In this case I would expect the max code size check to run first and the create would fail because the code is > 24Kib. So it wold be an implementation detail, would it be worth noting in the EIP that code validation should be one of the last validations, after easier checks like balance and code size?

holiman · January 11, 2020, 9:51am

I must be realy lousy at explaining myself… There’s a misunderstanding here, I think it’s one of these two:

You maybe think I am talking about the code that the initcode (CREATE-call) returns, the code-to-be-deployed. I am not, I’m talking about the execution of initcode.
You may think there’s a limit on the initcode? There is not, the initcode is arbitrary length, so the caller expands memory to e.g. 1 Mb once, and is then free to use that for CREATE ops arbitrary many times, at no extra cost-per-byte.

So, my concern/question is basically if there’s any situation where we have to do on-the-fly validation of initcode.
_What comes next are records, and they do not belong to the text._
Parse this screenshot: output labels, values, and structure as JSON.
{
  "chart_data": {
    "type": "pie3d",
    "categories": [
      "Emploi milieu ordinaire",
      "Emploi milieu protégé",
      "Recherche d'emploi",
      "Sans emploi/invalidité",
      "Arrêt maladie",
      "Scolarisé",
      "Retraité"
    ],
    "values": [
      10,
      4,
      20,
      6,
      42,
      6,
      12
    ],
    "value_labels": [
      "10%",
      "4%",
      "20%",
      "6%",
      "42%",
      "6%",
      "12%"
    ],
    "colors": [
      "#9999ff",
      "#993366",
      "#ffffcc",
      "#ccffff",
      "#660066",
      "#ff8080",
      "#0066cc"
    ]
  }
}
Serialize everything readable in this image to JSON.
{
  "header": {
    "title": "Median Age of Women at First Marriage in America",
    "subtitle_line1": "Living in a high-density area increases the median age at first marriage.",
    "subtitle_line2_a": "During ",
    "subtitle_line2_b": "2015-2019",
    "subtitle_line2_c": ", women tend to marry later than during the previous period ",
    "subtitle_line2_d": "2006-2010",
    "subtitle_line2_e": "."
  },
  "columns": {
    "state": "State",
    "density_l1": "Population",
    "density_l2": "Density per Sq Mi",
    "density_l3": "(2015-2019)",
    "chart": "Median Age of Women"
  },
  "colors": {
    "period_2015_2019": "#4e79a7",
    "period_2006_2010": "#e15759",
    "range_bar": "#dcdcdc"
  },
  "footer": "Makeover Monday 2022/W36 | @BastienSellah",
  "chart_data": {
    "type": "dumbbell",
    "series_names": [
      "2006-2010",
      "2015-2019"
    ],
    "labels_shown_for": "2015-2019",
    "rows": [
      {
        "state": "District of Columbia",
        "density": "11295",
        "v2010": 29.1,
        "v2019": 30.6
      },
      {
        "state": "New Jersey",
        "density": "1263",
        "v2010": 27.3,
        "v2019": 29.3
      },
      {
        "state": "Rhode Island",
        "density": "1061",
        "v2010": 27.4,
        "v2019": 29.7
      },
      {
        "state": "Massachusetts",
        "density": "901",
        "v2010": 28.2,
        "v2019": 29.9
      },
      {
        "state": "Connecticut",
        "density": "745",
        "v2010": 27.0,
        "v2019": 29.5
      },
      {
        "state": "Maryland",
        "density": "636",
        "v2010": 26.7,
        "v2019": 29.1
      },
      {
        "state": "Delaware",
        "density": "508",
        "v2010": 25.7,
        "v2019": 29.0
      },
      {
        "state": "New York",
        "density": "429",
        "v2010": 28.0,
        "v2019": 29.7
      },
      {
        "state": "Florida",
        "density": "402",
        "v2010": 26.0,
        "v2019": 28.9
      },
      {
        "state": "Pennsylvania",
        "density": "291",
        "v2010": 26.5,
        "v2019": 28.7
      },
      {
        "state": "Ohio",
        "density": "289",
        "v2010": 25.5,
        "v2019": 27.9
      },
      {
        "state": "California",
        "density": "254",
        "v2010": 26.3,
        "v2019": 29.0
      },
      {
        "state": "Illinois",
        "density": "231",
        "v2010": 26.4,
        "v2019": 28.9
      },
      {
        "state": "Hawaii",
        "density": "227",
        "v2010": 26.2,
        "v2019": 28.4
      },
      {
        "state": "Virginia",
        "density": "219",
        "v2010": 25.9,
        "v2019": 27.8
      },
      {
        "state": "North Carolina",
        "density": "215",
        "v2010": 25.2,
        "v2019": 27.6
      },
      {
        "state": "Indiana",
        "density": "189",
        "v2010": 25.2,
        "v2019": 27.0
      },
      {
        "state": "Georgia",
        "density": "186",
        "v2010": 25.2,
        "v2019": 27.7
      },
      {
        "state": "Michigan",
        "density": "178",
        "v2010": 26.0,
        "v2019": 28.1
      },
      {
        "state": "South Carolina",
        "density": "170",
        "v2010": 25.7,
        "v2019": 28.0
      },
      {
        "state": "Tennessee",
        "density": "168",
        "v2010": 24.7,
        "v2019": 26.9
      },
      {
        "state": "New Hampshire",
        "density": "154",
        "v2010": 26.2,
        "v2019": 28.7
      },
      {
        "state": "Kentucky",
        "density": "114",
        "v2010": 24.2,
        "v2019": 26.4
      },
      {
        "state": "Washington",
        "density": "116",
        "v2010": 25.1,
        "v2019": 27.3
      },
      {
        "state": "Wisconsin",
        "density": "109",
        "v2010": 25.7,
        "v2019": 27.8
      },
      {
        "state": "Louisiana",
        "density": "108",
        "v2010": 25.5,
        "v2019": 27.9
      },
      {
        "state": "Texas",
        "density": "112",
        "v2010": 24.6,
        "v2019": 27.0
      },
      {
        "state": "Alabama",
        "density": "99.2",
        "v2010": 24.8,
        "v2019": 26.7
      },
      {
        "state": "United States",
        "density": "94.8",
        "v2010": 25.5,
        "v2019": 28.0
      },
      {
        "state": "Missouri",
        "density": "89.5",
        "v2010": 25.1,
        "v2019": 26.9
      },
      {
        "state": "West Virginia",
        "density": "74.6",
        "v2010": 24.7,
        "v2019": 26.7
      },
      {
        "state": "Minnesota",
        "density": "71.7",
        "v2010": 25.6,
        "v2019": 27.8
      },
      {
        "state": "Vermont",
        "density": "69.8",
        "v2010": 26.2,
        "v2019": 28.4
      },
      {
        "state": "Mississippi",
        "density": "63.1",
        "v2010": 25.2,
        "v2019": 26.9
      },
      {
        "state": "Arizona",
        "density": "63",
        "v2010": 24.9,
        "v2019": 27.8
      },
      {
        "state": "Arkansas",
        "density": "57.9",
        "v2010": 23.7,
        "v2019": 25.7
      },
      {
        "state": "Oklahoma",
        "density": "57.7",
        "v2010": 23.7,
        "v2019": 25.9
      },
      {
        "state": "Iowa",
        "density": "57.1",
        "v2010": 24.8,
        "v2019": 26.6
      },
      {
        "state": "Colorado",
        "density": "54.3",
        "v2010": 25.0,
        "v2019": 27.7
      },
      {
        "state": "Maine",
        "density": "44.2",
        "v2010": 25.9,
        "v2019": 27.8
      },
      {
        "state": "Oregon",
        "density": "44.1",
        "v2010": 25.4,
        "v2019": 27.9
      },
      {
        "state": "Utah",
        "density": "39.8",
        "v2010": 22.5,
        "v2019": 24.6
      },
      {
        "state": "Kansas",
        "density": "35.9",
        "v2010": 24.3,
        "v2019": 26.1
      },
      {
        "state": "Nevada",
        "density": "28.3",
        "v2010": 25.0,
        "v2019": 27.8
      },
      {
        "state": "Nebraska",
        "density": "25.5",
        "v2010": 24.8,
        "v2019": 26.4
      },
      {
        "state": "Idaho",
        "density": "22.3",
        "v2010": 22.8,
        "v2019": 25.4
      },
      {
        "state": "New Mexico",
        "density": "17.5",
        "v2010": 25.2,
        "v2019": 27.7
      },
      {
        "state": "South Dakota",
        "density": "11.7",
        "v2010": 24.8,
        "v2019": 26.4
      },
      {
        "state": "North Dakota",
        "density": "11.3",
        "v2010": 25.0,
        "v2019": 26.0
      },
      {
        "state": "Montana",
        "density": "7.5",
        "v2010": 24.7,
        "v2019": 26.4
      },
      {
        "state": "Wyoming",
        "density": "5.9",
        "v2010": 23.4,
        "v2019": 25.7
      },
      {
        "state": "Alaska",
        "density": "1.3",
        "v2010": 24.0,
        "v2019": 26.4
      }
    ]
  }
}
shemnon · January 15, 2020, 6:18pm

Regardless of how it gets in I’m thinking we do want to provide some size limitations. There are other ecosystem uses of EVM that may be depending on the size limitations that are not subject to mainnet paths.

What I’m thinking is adding in that the code segment be subject to the contract code size limit introduced in Spurious Dragon (EIP170). By code segment I mean all data from the start to the BEGINDATA opcode must be less than 24KiB for mainnet, and whatever contract size limits other chains define. This still allows for large amounts of data (zksnarks and such) to be crammed into the transacitons, they just wouldn’t be in code.

What I would need to gather data on is how the large TXes currently do this, and it could have a gas impact as well but again they would need to opt into validation.

shemnon · January 21, 2020, 4:33pm

I’ve added some updates to the EIP in the PR here.

Two main changes:

Add a contract code size limit check to the ‘code segment’
Settle on '0xefevm' as the header bytes ([0xef, 0x65, 0x76, 0x6d]) and PC=4 start

I would like to discuss this at the next All Core Devs call (#79).